Os candidatos vão ter de celebrar contratos de gestação de substituição e efectuar pedidos de autorização prévia ao CNPMA, através de formulário disponível no respectivo sítio da Internet. Do processo têm de constar declarações favoráveis de um psiquiatra ou psicólogo e do director  do cento de PMA onde as técnicas necessárias à concretização da gestação vão ter lugar. O CNPMA tem 60 dias para se pronunciar.

Se o pedido for admitido, é solicitado um parecer à Ordem dos Médicos (não vinculativo), que tem igualmente 60 dias para o apresentar.

O CNPMA deve de seguida decidir se autoriza ou rejeita a celebração do contrato também no prazo máximo de 60 dias e pode solicitar “a realização de uma avaliação completa e independente do casal beneficiário e da gestante de substituição, por uma equipa técnica e multidisciplinar, designadamente na área da saúde materna e da saúde mental”, refere o decreto regulamentar.

Do contrato devem constar as obrigações de ambas as partes. A gestante de substituição tem de cumprir as orientações médicas do obstetra que segue a gravidez e efectuar os exames e actos terapêuticos considerados indispensáveis, mas pode recusar-se fazer determinados exames de diagnóstico, como a amniocentese.

O contrato pode ser denunciado por ambas as partes, caso se verifique um determinado número de tentativas de gravidez falhadas.

Primeiro veto de Marcelo

O processo legislativo da gestação de substituição desencadeou muita controvérsia. Dois pareceres críticos do Conselho Nacional de Ética para as Ciências da Vida (CNECV) e primeiro veto do Presidente da República. No primeiro parecer negativo, em Março de 2016,  o CNECV contestou a proposta de decreto-lei então apresentada pelo Bloco de Esquerda, considerando que não estavam “salvaguardados os direitos da criança a nascer e da mulher gestante”, nem era “feito o enquadramento adequado do contrato de gestação”.

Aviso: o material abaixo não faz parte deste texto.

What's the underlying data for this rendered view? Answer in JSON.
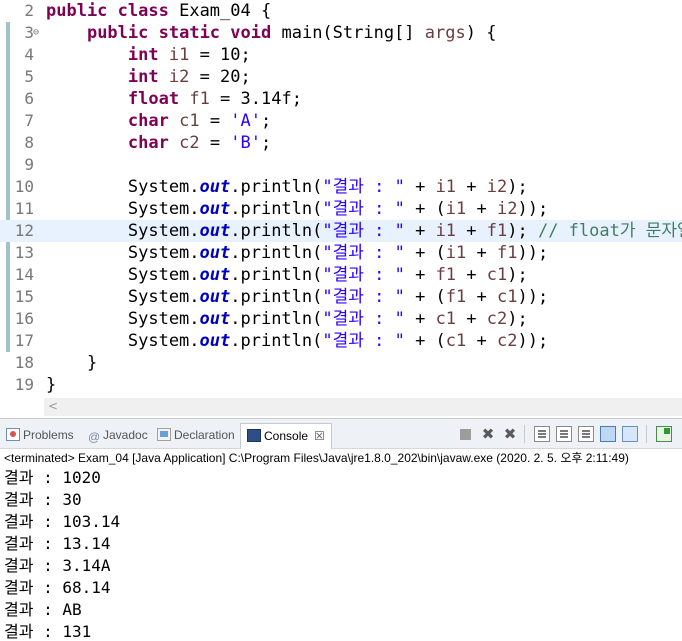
{
  "editor": {
    "current_line": 12,
    "lines": [
      {
        "num": "2",
        "fold": "",
        "tokens": [
          [
            "kw",
            "public"
          ],
          [
            "",
            " "
          ],
          [
            "kw",
            "class"
          ],
          [
            "",
            " Exam_04 {"
          ]
        ]
      },
      {
        "num": "3",
        "fold": "⊖",
        "tokens": [
          [
            "",
            "    "
          ],
          [
            "kw",
            "public"
          ],
          [
            "",
            " "
          ],
          [
            "kw",
            "static"
          ],
          [
            "",
            " "
          ],
          [
            "kw",
            "void"
          ],
          [
            "",
            " main(String[] "
          ],
          [
            "var",
            "args"
          ],
          [
            "",
            ") {"
          ]
        ]
      },
      {
        "num": "4",
        "fold": "",
        "tokens": [
          [
            "",
            "        "
          ],
          [
            "kw",
            "int"
          ],
          [
            "",
            " "
          ],
          [
            "var",
            "i1"
          ],
          [
            "",
            " = 10;"
          ]
        ]
      },
      {
        "num": "5",
        "fold": "",
        "tokens": [
          [
            "",
            "        "
          ],
          [
            "kw",
            "int"
          ],
          [
            "",
            " "
          ],
          [
            "var",
            "i2"
          ],
          [
            "",
            " = 20;"
          ]
        ]
      },
      {
        "num": "6",
        "fold": "",
        "tokens": [
          [
            "",
            "        "
          ],
          [
            "kw",
            "float"
          ],
          [
            "",
            " "
          ],
          [
            "var",
            "f1"
          ],
          [
            "",
            " = 3.14f;"
          ]
        ]
      },
      {
        "num": "7",
        "fold": "",
        "tokens": [
          [
            "",
            "        "
          ],
          [
            "kw",
            "char"
          ],
          [
            "",
            " "
          ],
          [
            "var",
            "c1"
          ],
          [
            "",
            " = "
          ],
          [
            "str",
            "'A'"
          ],
          [
            "",
            ";"
          ]
        ]
      },
      {
        "num": "8",
        "fold": "",
        "tokens": [
          [
            "",
            "        "
          ],
          [
            "kw",
            "char"
          ],
          [
            "",
            " "
          ],
          [
            "var",
            "c2"
          ],
          [
            "",
            " = "
          ],
          [
            "str",
            "'B'"
          ],
          [
            "",
            ";"
          ]
        ]
      },
      {
        "num": "9",
        "fold": "",
        "tokens": []
      },
      {
        "num": "10",
        "fold": "",
        "tokens": [
          [
            "",
            "        System."
          ],
          [
            "fld",
            "out"
          ],
          [
            "",
            ".println("
          ],
          [
            "str",
            "\"결과 : \""
          ],
          [
            "",
            " + "
          ],
          [
            "var",
            "i1"
          ],
          [
            "",
            " + "
          ],
          [
            "var",
            "i2"
          ],
          [
            "",
            ");"
          ]
        ]
      },
      {
        "num": "11",
        "fold": "",
        "tokens": [
          [
            "",
            "        System."
          ],
          [
            "fld",
            "out"
          ],
          [
            "",
            ".println("
          ],
          [
            "str",
            "\"결과 : \""
          ],
          [
            "",
            " + ("
          ],
          [
            "var",
            "i1"
          ],
          [
            "",
            " + "
          ],
          [
            "var",
            "i2"
          ],
          [
            "",
            "));"
          ]
        ]
      },
      {
        "num": "12",
        "fold": "",
        "tokens": [
          [
            "",
            "        System."
          ],
          [
            "fld",
            "out"
          ],
          [
            "",
            ".println("
          ],
          [
            "str",
            "\"결과 : \""
          ],
          [
            "",
            " + "
          ],
          [
            "var",
            "i1"
          ],
          [
            "",
            " + "
          ],
          [
            "var",
            "f1"
          ],
          [
            "",
            "); "
          ],
          [
            "cmt",
            "// float가 문자열로"
          ]
        ]
      },
      {
        "num": "13",
        "fold": "",
        "tokens": [
          [
            "",
            "        System."
          ],
          [
            "fld",
            "out"
          ],
          [
            "",
            ".println("
          ],
          [
            "str",
            "\"결과 : \""
          ],
          [
            "",
            " + ("
          ],
          [
            "var",
            "i1"
          ],
          [
            "",
            " + "
          ],
          [
            "var",
            "f1"
          ],
          [
            "",
            "));"
          ]
        ]
      },
      {
        "num": "14",
        "fold": "",
        "tokens": [
          [
            "",
            "        System."
          ],
          [
            "fld",
            "out"
          ],
          [
            "",
            ".println("
          ],
          [
            "str",
            "\"결과 : \""
          ],
          [
            "",
            " + "
          ],
          [
            "var",
            "f1"
          ],
          [
            "",
            " + "
          ],
          [
            "var",
            "c1"
          ],
          [
            "",
            ");"
          ]
        ]
      },
      {
        "num": "15",
        "fold": "",
        "tokens": [
          [
            "",
            "        System."
          ],
          [
            "fld",
            "out"
          ],
          [
            "",
            ".println("
          ],
          [
            "str",
            "\"결과 : \""
          ],
          [
            "",
            " + ("
          ],
          [
            "var",
            "f1"
          ],
          [
            "",
            " + "
          ],
          [
            "var",
            "c1"
          ],
          [
            "",
            "));"
          ]
        ]
      },
      {
        "num": "16",
        "fold": "",
        "tokens": [
          [
            "",
            "        System."
          ],
          [
            "fld",
            "out"
          ],
          [
            "",
            ".println("
          ],
          [
            "str",
            "\"결과 : \""
          ],
          [
            "",
            " + "
          ],
          [
            "var",
            "c1"
          ],
          [
            "",
            " + "
          ],
          [
            "var",
            "c2"
          ],
          [
            "",
            ");"
          ]
        ]
      },
      {
        "num": "17",
        "fold": "",
        "tokens": [
          [
            "",
            "        System."
          ],
          [
            "fld",
            "out"
          ],
          [
            "",
            ".println("
          ],
          [
            "str",
            "\"결과 : \""
          ],
          [
            "",
            " + ("
          ],
          [
            "var",
            "c1"
          ],
          [
            "",
            " + "
          ],
          [
            "var",
            "c2"
          ],
          [
            "",
            "));"
          ]
        ]
      },
      {
        "num": "18",
        "fold": "",
        "tokens": [
          [
            "",
            "    }"
          ]
        ]
      },
      {
        "num": "19",
        "fold": "",
        "tokens": [
          [
            "",
            "}"
          ]
        ]
      }
    ],
    "scroll_left_arrow": "<"
  },
  "console_view": {
    "tabs": [
      {
        "label": "Problems",
        "icon": "problems-icon"
      },
      {
        "label": "Javadoc",
        "icon": "javadoc-icon"
      },
      {
        "label": "Declaration",
        "icon": "declaration-icon"
      },
      {
        "label": "Console",
        "icon": "console-icon",
        "active": true,
        "close": "☒"
      }
    ],
    "javadoc_glyph": "@",
    "terminate_x": "✖",
    "remove_all_x": "✖",
    "status": "<terminated> Exam_04 [Java Application] C:\\Program Files\\Java\\jre1.8.0_202\\bin\\javaw.exe (2020. 2. 5. 오후 2:11:49)",
    "output": [
      "결과 : 1020",
      "결과 : 30",
      "결과 : 103.14",
      "결과 : 13.14",
      "결과 : 3.14A",
      "결과 : 68.14",
      "결과 : AB",
      "결과 : 131"
    ]
  }
}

Foi este entendimento que deu origem ao primeiro veto do Presidente da República, em 7 de Junho. Marcelo Rebelo de Sousa justificou a devolução do diploma ao Parlamento, alegando lacunas legais que podiam desproteger a criança ou provocar conflitos entre os pais e gestante. A lei tinha sido aprovada em 13 de Maio na Assembleia da República, com os votos do PS, BE, PEV e PAN e 24 deputados do PSD.

A versão final foi aprovada em Julho de 2016 e publicada no mês seguinte, explicando que a possibilidade de recorrer a uma gestação de substituição está prevista nos casos de ausência de útero, de lesão ou de doença deste órgão que impeça de forma absoluta e definitiva a gravidez.

No segundo parecer crítico, o CNECV considerava que o projecto limitava muito as mulheres que podiam ser barrigas de aluguer, ao definir que “preferencialmente” a gestante deve já ter tido um filho e ao dizer que as beneficiárias não devem ter mais do que 49 anos e 364 dias, sem estabelecer um mesmo limite para o homem que será pai, “o que será tanto mais relevante se os gâmetas usados deles provierem”.